His offices were next door to mine in the Russell Building, or more appropriately mine were next to his. And over the years, I remember seeing a lot change, including the number of African- Americans on his staff and African-Americans who sought his help.

For the man who will see, time heals, time changes and time leads him to truth. But only a special man like Strom would have the courage to accept it, the grace to acknowledge it and the humility in the face of lasting enmity and mistrust to pursue it until the end.

There's a personal lesson that comes from a page in American political history that is yet unwritten, but nevertheless, it resonates in my heart. I mentioned it on the floor of the Senate the other day. It's a lesson of redemption that I think applies today, and I think Strom, as he listens, will appreciate it.

When I first arrived in the Senate, in 1972, I met with John Stennis, another old Southern senator, who became my friend. We sat at the other end of this gigantic, grand mahogany table he used as his desk that had been the desk of Richard Russell's. It was a table upon which the Southern Manifesto was signed, I am told. The year was 1972.

Senator Stennis patted the leather chair next to him when I walked in to pay my respects as a new young senator, which was the order of the day. And he said, Sit down, sit down, sit down here, son. And those who serve with him know he always talked like this.

And he looked at me and he said, Son, what made you run for the Senate? And like a darn fool I told him the exact truth before I could of it, I said, Civil rights, sir. And as soon as I did I could feel the beads of perspiration pop out of my head and get that funny feeling. And he looked at me and said, Good, good, good. And that was the end of the conversation. (LAUGHTER)

Well, 18 years later, after us having shared a hospital suite for three months at Walter Reed and after him having tried to help me in another pursuit I had, we'd become friends.

I saw him sitting behind that same table 18 years later, only this time in a wheelchair. His leg had been amputated because of cancer. And I was going to look at offices, because in my seniority his office was available as he was leaving.

I went in and sat down and he looked at me as if it were yesterday and he said, Sit down, Joe, sit down, and tapped that chair. And he said something that startled me. He said, Remember the first time you came to see me, Joe? And I shook my head, I didn't remember. And he leaned forward and he recited the story.

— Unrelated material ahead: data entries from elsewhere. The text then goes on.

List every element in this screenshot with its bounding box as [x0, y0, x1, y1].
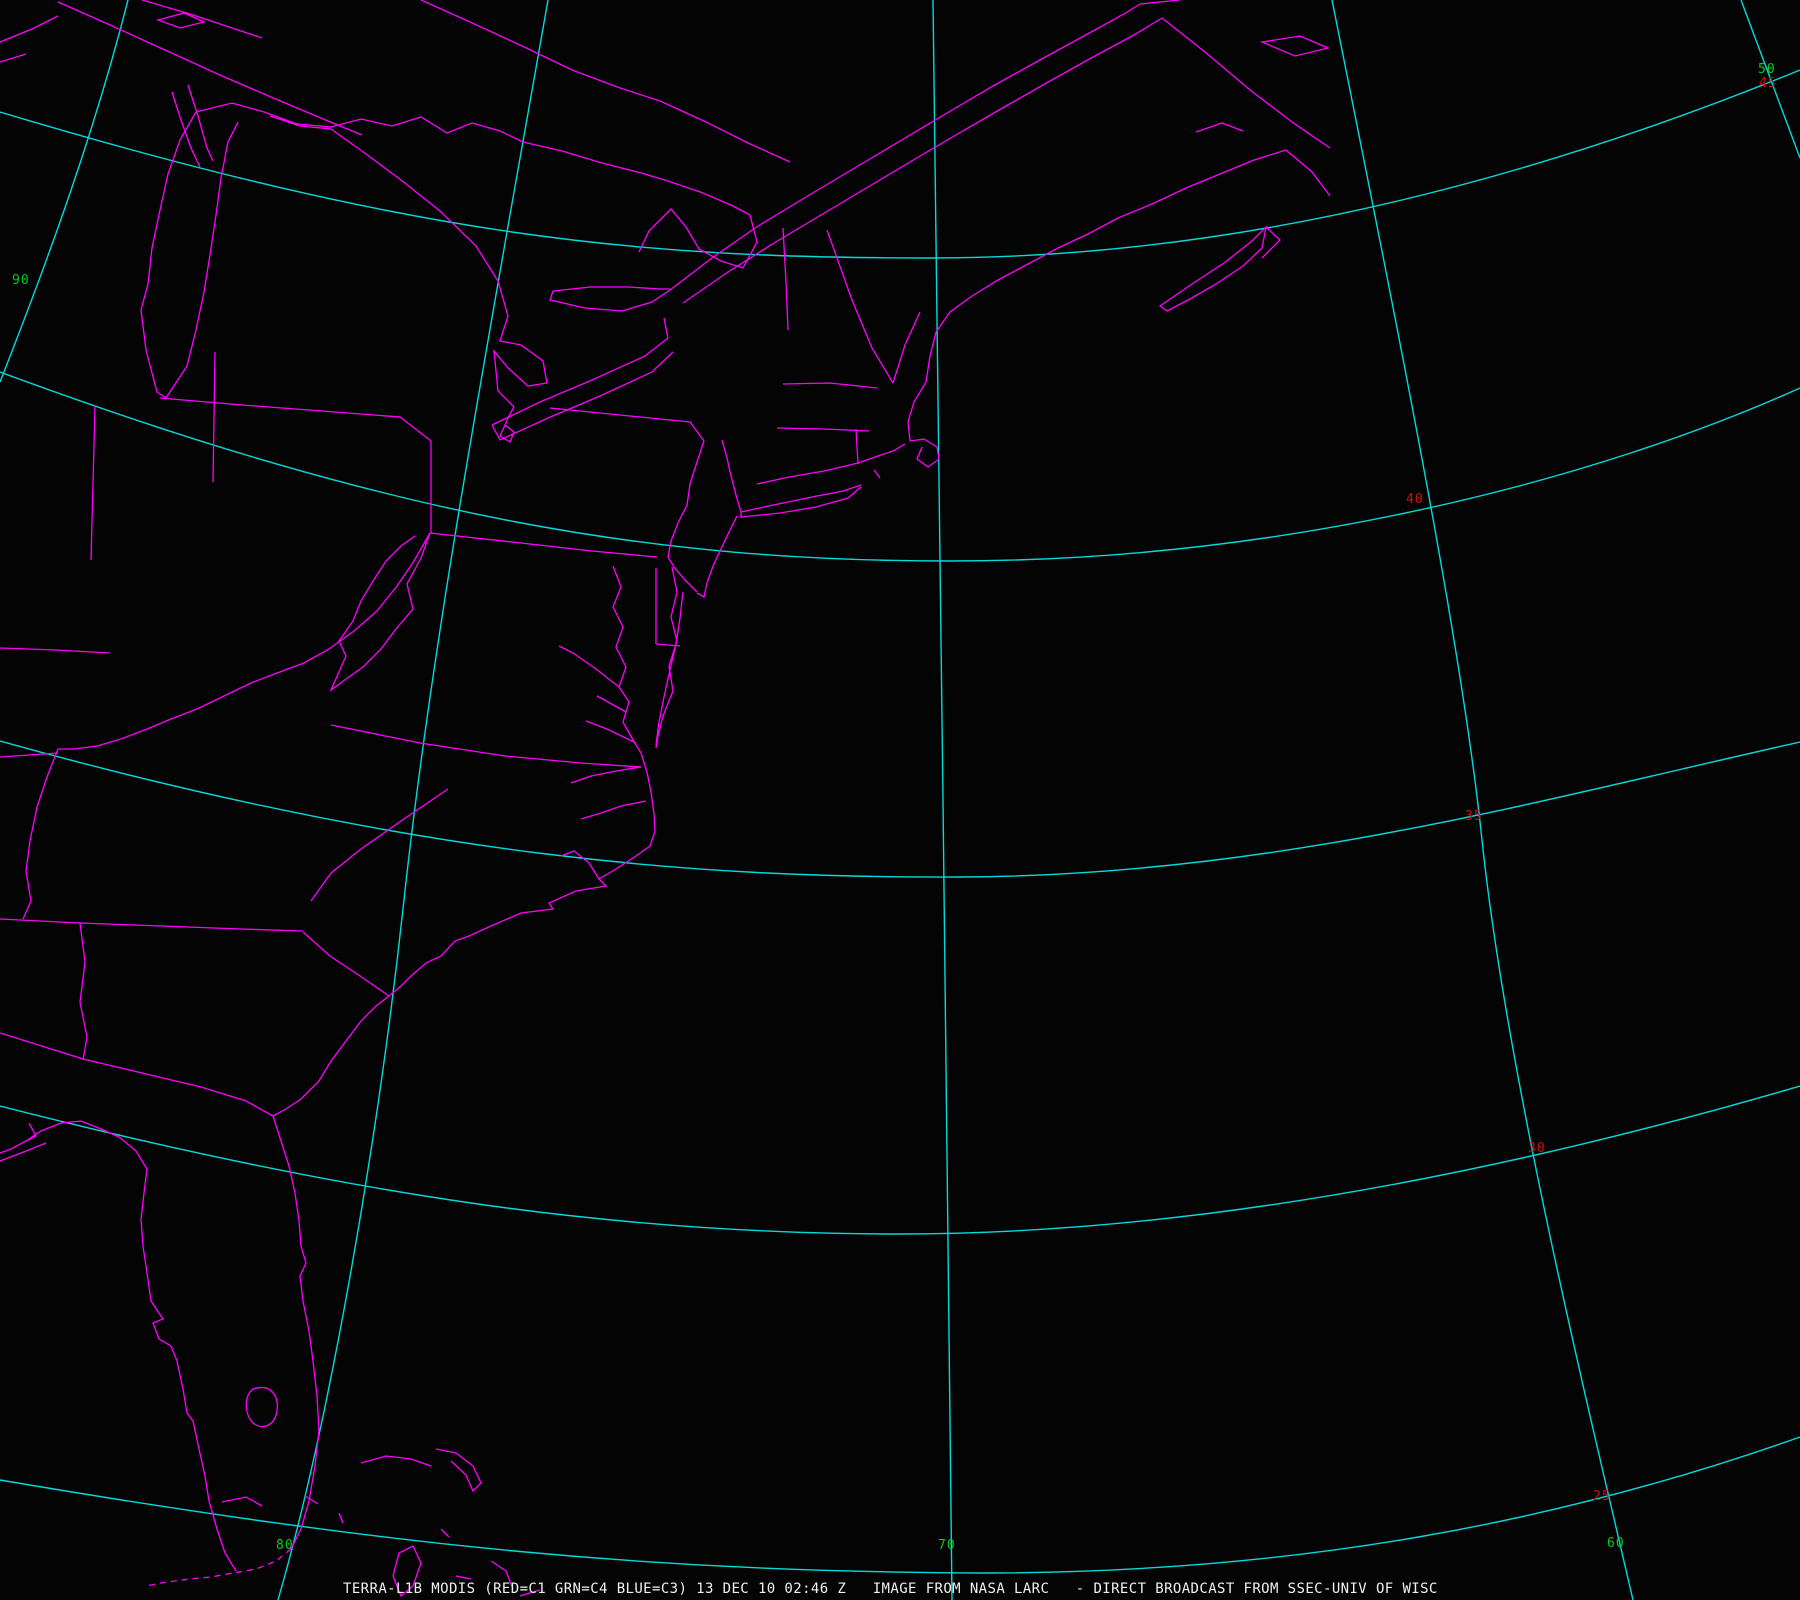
meridian-80w	[277, 0, 549, 1600]
st-lawrence-river	[669, 3, 1163, 304]
delaware-river-border	[667, 440, 705, 558]
latitude-label-35n: 35	[1465, 809, 1483, 824]
delmarva-peninsula	[655, 566, 684, 749]
southern-new-england-coast	[756, 443, 906, 485]
latitude-label-45n: 45	[1759, 76, 1777, 91]
andros	[392, 1545, 422, 1598]
nc-sc-border	[310, 788, 449, 902]
meridian-60w	[1331, 0, 1634, 1600]
latitude-label-40n: 40	[1406, 492, 1424, 507]
manitoulin-chain	[522, 141, 751, 216]
gulf-st-lawrence-shore	[1139, 0, 1331, 149]
anticosti-island	[1259, 35, 1331, 57]
superior-north-shore	[141, 0, 263, 39]
longitude-label-80w: 80	[276, 1538, 294, 1553]
image-caption: TERRA-L1B MODIS (RED=C1 GRN=C4 BLUE=C3) …	[343, 1581, 1438, 1597]
cape-cod	[909, 438, 940, 468]
meridian-90w	[0, 0, 129, 383]
latitude-label-25n: 25	[1593, 1489, 1611, 1504]
savannah-river-border	[302, 931, 390, 997]
delaware-md-borders	[655, 568, 681, 647]
kentucky-borders	[0, 647, 111, 758]
ohio-river	[58, 532, 431, 750]
florida-east-coast	[272, 1115, 320, 1550]
lake-erie	[491, 317, 674, 441]
tn-al-ga-border	[0, 918, 304, 932]
meridian-70w	[932, 0, 953, 1600]
prince-edward-island	[1195, 122, 1244, 133]
new-brunswick-coast	[1285, 149, 1331, 197]
chesapeake-bay	[612, 565, 642, 754]
georgian-bay	[638, 208, 758, 269]
parallel-45n	[0, 69, 1800, 259]
top-left-fragments	[0, 15, 59, 63]
parallel-30n	[0, 1085, 1800, 1235]
lake-st-clair	[499, 406, 515, 443]
al-ga-border	[79, 922, 88, 1061]
west-virginia-outline	[329, 532, 431, 692]
florida-keys	[145, 1548, 292, 1587]
lake-superior-shore	[57, 1, 363, 136]
delaware-bay	[667, 556, 698, 593]
longitude-label-90w: 90	[12, 273, 30, 288]
latitude-label-30n: 30	[1528, 1141, 1546, 1156]
hudson-river	[721, 439, 742, 513]
parallel-35n	[0, 740, 1800, 878]
bimini-berry-islands	[221, 1495, 450, 1538]
parallel-25n	[0, 1436, 1800, 1574]
virginia-rivers	[585, 695, 637, 744]
north-channel-shore	[420, 0, 791, 163]
outer-banks-coast	[272, 752, 656, 1117]
upper-peninsula-shore	[195, 102, 524, 143]
lake-huron-west-shore	[269, 115, 548, 408]
midwest-state-lines	[90, 351, 432, 561]
maine-coast	[907, 149, 1287, 442]
lake-ontario	[549, 286, 671, 312]
mason-dixon-line	[429, 532, 658, 558]
parallel-40n	[0, 371, 1800, 562]
parallel-lines	[0, 69, 1800, 1574]
new-jersey-coast	[696, 515, 738, 599]
mississippi-river	[22, 748, 59, 920]
florida-west-coast	[0, 1120, 237, 1572]
longitude-label-60w: 60	[1607, 1536, 1625, 1551]
lake-michigan	[140, 111, 239, 399]
panhandle-barrier-islands	[0, 1122, 47, 1162]
nassau-eleuthera	[455, 1560, 541, 1597]
long-island	[740, 484, 862, 518]
meridian-50w	[1740, 0, 1800, 159]
fl-ga-border	[0, 1032, 274, 1117]
grand-bahama	[360, 1455, 432, 1467]
new-england-state-borders	[776, 227, 921, 465]
longitude-label-70w: 70	[938, 1538, 956, 1553]
longitude-label-50w: 50	[1758, 62, 1776, 77]
lake-okeechobee	[245, 1386, 278, 1428]
albemarle-pamlico-sounds	[560, 766, 647, 880]
potomac-river	[558, 645, 620, 688]
coastline-overlay	[0, 0, 1331, 1598]
abaco	[435, 1448, 482, 1493]
isle-royale	[155, 12, 206, 29]
green-bay	[171, 84, 214, 168]
nova-scotia	[1158, 225, 1281, 312]
ny-pa-border	[549, 407, 705, 442]
va-nc-border	[330, 724, 642, 768]
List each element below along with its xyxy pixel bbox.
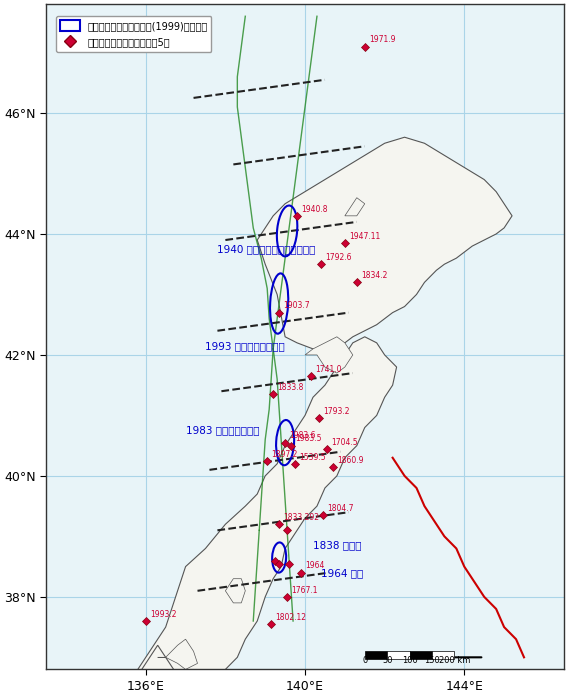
Text: 1838 庄内沖: 1838 庄内沖	[313, 540, 361, 551]
Text: 50: 50	[382, 657, 392, 666]
Legend: 震源域（地震調査委員会(1999)による）, 検討した主なイベント（表5）: 震源域（地震調査委員会(1999)による）, 検討した主なイベント（表5）	[56, 15, 211, 52]
Bar	[432, 651, 454, 659]
Text: 1964: 1964	[305, 562, 324, 570]
Text: 1983 日本海中部地震: 1983 日本海中部地震	[186, 426, 259, 436]
Text: 1983.5: 1983.5	[295, 434, 321, 443]
Text: 1802.12: 1802.12	[275, 613, 306, 622]
Text: 1993.2: 1993.2	[150, 610, 177, 619]
Text: 1834.2: 1834.2	[361, 271, 387, 280]
Text: 1964 新潟: 1964 新潟	[321, 567, 363, 578]
Bar	[410, 651, 432, 659]
Text: 1704.5: 1704.5	[331, 438, 358, 447]
Text: 1947.11: 1947.11	[349, 232, 380, 241]
Text: 1804.7: 1804.7	[327, 504, 354, 513]
Text: 1903.7: 1903.7	[283, 301, 310, 310]
Polygon shape	[225, 579, 245, 603]
Bar	[365, 651, 387, 659]
Text: 1940.8: 1940.8	[301, 205, 328, 214]
Text: 1833.8: 1833.8	[277, 383, 304, 392]
Text: 1897.2: 1897.2	[272, 450, 298, 459]
Text: 1793.2: 1793.2	[323, 407, 350, 416]
Polygon shape	[46, 337, 396, 697]
Text: 150: 150	[424, 657, 440, 666]
Polygon shape	[257, 137, 512, 355]
Text: 1940 神威岬沖（積丹半島沖）: 1940 神威岬沖（積丹半島沖）	[218, 244, 316, 254]
Text: 1833.292: 1833.292	[283, 513, 319, 522]
Bar	[387, 651, 410, 659]
Text: 1983.6: 1983.6	[289, 431, 316, 441]
Text: 0: 0	[362, 657, 367, 666]
Text: 1539.5: 1539.5	[299, 452, 326, 461]
Polygon shape	[158, 639, 198, 669]
Text: 1860.9: 1860.9	[337, 456, 364, 465]
Text: 1741.0: 1741.0	[315, 365, 342, 374]
Text: 1792.6: 1792.6	[325, 253, 352, 262]
Text: 200 km: 200 km	[438, 657, 470, 666]
Text: 1767.1: 1767.1	[291, 585, 318, 595]
Polygon shape	[305, 337, 353, 373]
Polygon shape	[345, 198, 365, 216]
Text: 1993 北海道南西沖地震: 1993 北海道南西沖地震	[206, 341, 285, 351]
Text: 1971.9: 1971.9	[369, 36, 395, 45]
Text: 100: 100	[402, 657, 417, 666]
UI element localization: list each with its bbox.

I said to him, I was a pretty smart young fellow, wasn't I, Mr. Chairman? He said, Joe, I wanted to tell you something then that I'm going to tell you now. You are going to take my office, aren't you? And I said, Yes, sir, Mr. Chairman.

And he ran his hand back and forth across that mahogany table in a loving way, and he said, You see this table, Joe? This is the God's truth. He said, You see this table?

And I said, Yes, sir, Mr. Chairman. He said, This table was the flagship of the Confederacy from 1954 to 1968. He said, We sat here, most of us from the Deep South, the old Confederacy, and we planned the demise of the civil rights movement.

Then he looked at me and said, And now it's time, it's time that this table go from the possession of a man against civil rights to a man who is for civil rights.

And I was stunned. And he said, One more thing, Joe, he said. The civil rights movement did more to free the white man than the black man.

And I looked at him, I didn't know what he meant, and he said in only John Stennis fashion, he said, It freed my soul, it freed my soul.

Strom Thurmond's soul is free today. His soul is free. The Bible says, Learn to do well, seek judgment, relieve the oppressed, judge the fatherless, plead for the widow, come now and let us reason together, though your sins may be as scarlet, they shall be as white as snow.

Strom, today there are no longer any issues to debate, there's only peace, a patch of common ground and the many memories that you've left behind.

- Joe Biden, delivering eulogy for Strom Thurmond.